There’s increasingly strong evidence that getting girls into STEM in general, and Computing in particular, is a matter of giving them real problems to solve. Showing them that computers are powerful tools they can use to make real change.

And yet. When it comes to Girls in STEM programs, we still see an awful lot of “pinkification”. A suggestion that we need to make Computing different in order to interest girls. To make it more fun, more feminine. More fluffy. Like International Women’s day, it all too often comes down to pink cupcakes and 3 D printed jewellery. “Girly” things.

And it’s not working. Just looking at VCE student numbers, it’s clear we still have a problem. In 2023 168 boys completed VCE Algorithmics, and just 23 girls. That’s just 12% girls. For Data Analytics, there were around 18% girls. Applied Computing had 16% girls and .5% non binary kids. And Software Development had just under 12% girls and 0.1% non binary kids. This is not a critique of those subjects. That’s a different talk. Rather, it’s indicative that the problem has to be solved well before VCE. In fact, it’s primary school where we lose kids. Where they decide that computing is irrelevant, not interesting, and not fun. Where they become convinced that it’s too hard for them.

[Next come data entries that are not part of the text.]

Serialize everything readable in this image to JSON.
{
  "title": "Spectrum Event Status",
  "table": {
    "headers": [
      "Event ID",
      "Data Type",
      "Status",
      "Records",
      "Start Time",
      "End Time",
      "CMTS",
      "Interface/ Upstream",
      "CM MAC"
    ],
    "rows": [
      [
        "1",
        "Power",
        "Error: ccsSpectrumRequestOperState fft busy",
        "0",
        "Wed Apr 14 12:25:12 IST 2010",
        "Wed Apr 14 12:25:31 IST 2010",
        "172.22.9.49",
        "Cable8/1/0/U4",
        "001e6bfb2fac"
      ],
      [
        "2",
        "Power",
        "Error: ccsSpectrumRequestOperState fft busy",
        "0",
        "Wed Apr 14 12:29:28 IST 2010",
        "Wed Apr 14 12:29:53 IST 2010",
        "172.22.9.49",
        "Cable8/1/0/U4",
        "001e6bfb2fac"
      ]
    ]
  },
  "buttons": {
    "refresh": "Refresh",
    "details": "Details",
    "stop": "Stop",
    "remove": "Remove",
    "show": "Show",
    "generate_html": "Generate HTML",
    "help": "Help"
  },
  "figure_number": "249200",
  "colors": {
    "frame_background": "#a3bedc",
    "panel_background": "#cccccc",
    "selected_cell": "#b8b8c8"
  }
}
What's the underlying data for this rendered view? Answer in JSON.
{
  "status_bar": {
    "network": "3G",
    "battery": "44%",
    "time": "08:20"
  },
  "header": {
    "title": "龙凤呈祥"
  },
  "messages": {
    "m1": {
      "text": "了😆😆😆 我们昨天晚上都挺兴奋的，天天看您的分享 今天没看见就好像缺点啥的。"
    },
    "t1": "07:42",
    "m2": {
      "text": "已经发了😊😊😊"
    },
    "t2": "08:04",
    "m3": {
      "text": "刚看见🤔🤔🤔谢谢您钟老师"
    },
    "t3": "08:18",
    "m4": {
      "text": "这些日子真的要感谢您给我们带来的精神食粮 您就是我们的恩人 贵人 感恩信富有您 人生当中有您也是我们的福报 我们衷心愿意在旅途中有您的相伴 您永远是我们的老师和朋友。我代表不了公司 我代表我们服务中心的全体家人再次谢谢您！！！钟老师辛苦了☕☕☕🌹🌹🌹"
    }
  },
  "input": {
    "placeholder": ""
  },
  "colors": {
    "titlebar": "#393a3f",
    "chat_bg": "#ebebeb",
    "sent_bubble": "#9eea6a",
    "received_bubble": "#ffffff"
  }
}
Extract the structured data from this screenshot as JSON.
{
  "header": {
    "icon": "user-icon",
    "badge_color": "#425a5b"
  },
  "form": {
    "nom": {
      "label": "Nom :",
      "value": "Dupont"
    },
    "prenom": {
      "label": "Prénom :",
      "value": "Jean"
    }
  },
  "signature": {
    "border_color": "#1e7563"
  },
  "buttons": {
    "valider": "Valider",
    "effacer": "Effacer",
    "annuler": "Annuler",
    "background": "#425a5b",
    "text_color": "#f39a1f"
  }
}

What’s worse, if we view the data through the most optimistic lens and assume no student does more than one computing subject (definitely false), then the total percentage of students doing a computing subject is only 11% of the cohort. In reality, it’s probably quite a bit lower.

When I was teaching Computer Science to year 10s at John Monash Science School, we started by teaching with toys. We had them program robots to push each other out of circles, and draw pretty pictures with Scratch. Their disinterest was palpable. When I shifted to using Data Science instead, getting the kids to solve real problems, we doubled the number of girls in the year 11 Computer Science elective. More than that, though, we also increased the number of boys and non binary kids choosing computing.

If we want greater diversity in Computing, and more importantly, if we want a computer literate population, including our policy makers and legislators, then we need to stop repeating our old mistakes and only successfully engaging the small subset of the population that we’ve been reaching for decades. We need to engage everyone, and to do that we need to make it meaningful. We don’t need to change computing to interest girls. We need to give them the real stuff. Show them the value. Give them the tools they need to change the world.

This is why my organisation, the Australian Data Science Education Institute, exists. We are a charity dedicated to supporting teachers, creating resources, and advocating for curriculum change. We build authentic problem solving into school education so that kids learn that computing and data science are tools they can use to solve problems, and to create positive change in their own communities, not just toys that have no relevance to their lives.

Because girls are just the easily measured part of our diversity problem. When we try to market computing as a fun toy, we push away all the kids – girls, boys, non- binary and all – who don’t find it particularly fun, and who can’t see the point. When we empower them, instead, to use computing to change the world, we give them a reason to do it, which in turn helps them believe that they can. Girls, like everybody, have a place in computing. We just have to give them a reason to want it!